The LSD virus, caused by the Capripoxvirus, is an emerging threat to livestock worldwide. It is genetically related to the goatpox and sheeppox virus family.

LSD is primarily transmitted in cattle and water buffalo by blood-feeding insects. Its clinical signs include the appearance of circular, firm nodes on the animal’s hide. They immediately start losing weight and have a reduced milk yield.

A buffalo infected by Lumpy Skin Disease in Karachi. Photo credit: Saadeqa Khan
A buffalo infected by Lumpy Skin Disease in Karachi.
Photo credit: Saadeqa Khan

Since its first outbreak in 1928 in Africa, no direct transmission of LSD to humans has been reported. Still, it is listed as a notifiable disease due to its social and economic impact on the places that it spreads in.

Lumpy Skin Disease is ravaging the lives of cattle farmers

“Following the growing number of LSD cases in Sindh province, we had to deal with a public that was caught up in certain falsehood, for example, that the virus could affect humans via the milk and meat of diseased animals, says Dr Solangi, a veterinary doctor in the Sindh livestock department.

“The small-scale cattle farmers who earn a living by selling off a few litres of milk have suffered. Most of these farmers are illiterate and aren't aware of prophylactic measures that are vital to stop the progression of LSD. As a result, the Sindh livestock department has been educating cattle farmers on cleaning wounds, applying antibiotics, and properly isolating sick animals,” Dr Solangi adds.

Saleem, a dairy farmer from Karachi cattle colony, laments, “We are financially overburdened as thousands of cows have been affected and we have had to slaughter our animals to save others.”

The mass slaughtering of cows also has a potential threat to human health due to dumping of carcasses near densely populated areas.

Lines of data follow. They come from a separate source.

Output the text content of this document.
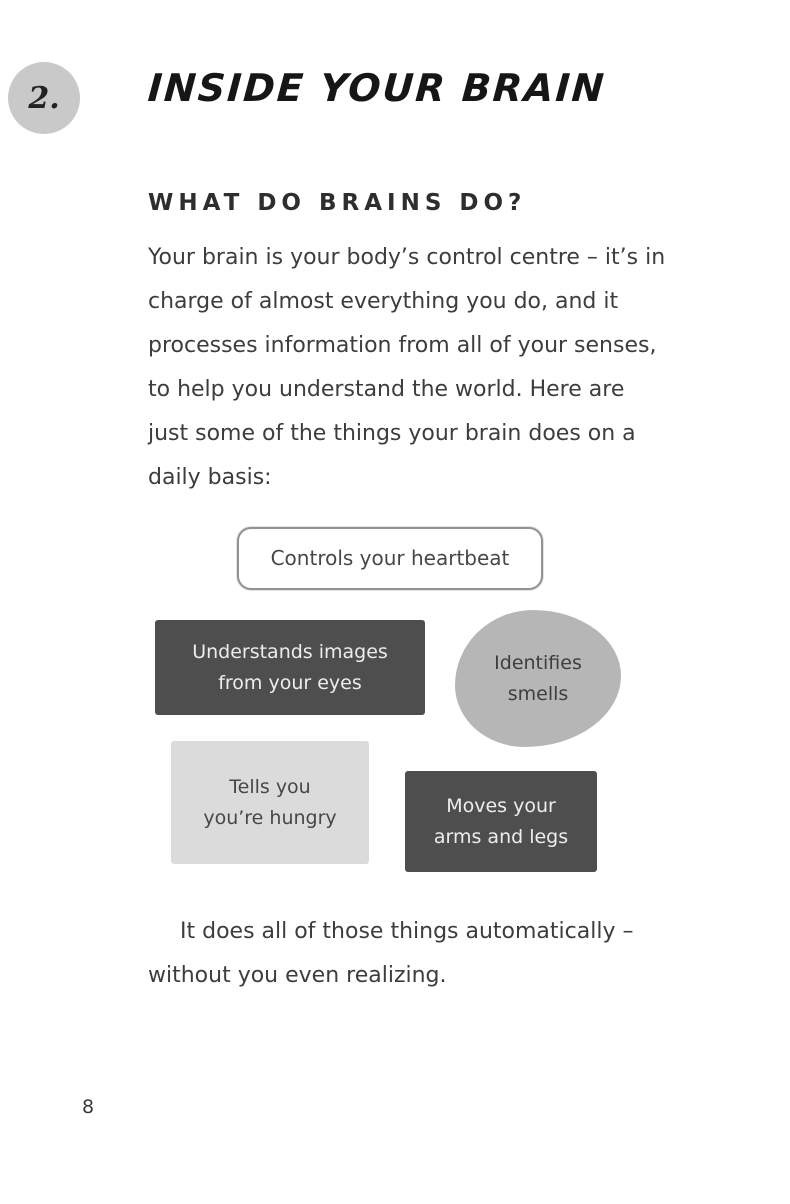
2. INSIDE YOUR BRAIN
WHAT DO BRAINS DO?

Your brain is your body’s control centre – it’s in charge of almost everything you do, and it processes information from all of your senses, to help you understand the world. Here are just some of the things your brain does on a daily basis:

Controls your heartbeat
Understands images from your eyes
Identifies smells
Tells you you’re hungry
Moves your arms and legs

It does all of those things automatically – without you even realizing.

8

A cow infected with Lumpy Skin Disease in rural Sindh. Photo credit: Saadeqa Khan

A survey carried out by Dawn Pakistan reveals that, in Karachi city alone, the selling of milk and meat had dropped by between 60% and 70% in February and March due to reduced production, the reduction in livestock and fears around how LSD affects humans.

Vaccine rollout for cattle

The Director-General for Livestock Pakistan, Dr Nazir Hussain, says, “The local government had 30,000 vaccine doses in stock, which were immediately administered to cattle in Karachi in March 2022. The federal government urgently imported four million vaccine doses from Turkey for the rest of the province. Consequently, we vaccinated two million cows in several districts of Sindh in a two-week period.”

Since the vaccine from abroad is expensive, the Sindh government aims to develop its own vaccine. Researchers from Dow Medical University Karachi have been provided with the necessary funding and are optimistic they can accomplish this in nine months.

It’s estimated that five million dairy farmers and meat sellers are suffering from the economic fallout of the LSD outbreak. Pakistan’s government is importing another vaccine consignment from Jordan to combat the vaccine shortfall and providing compensation to cattle farmers to minimise their losses.

“Although no direct transmission of LSD to humans has been reported so far, the government has banned the sale of milk and meat from diseased cattle. It is now mandatory to boil milk and over-cook beef, but the worry is that the general public aren’t fully aware or don’t always follow these,” says Dr Hussain.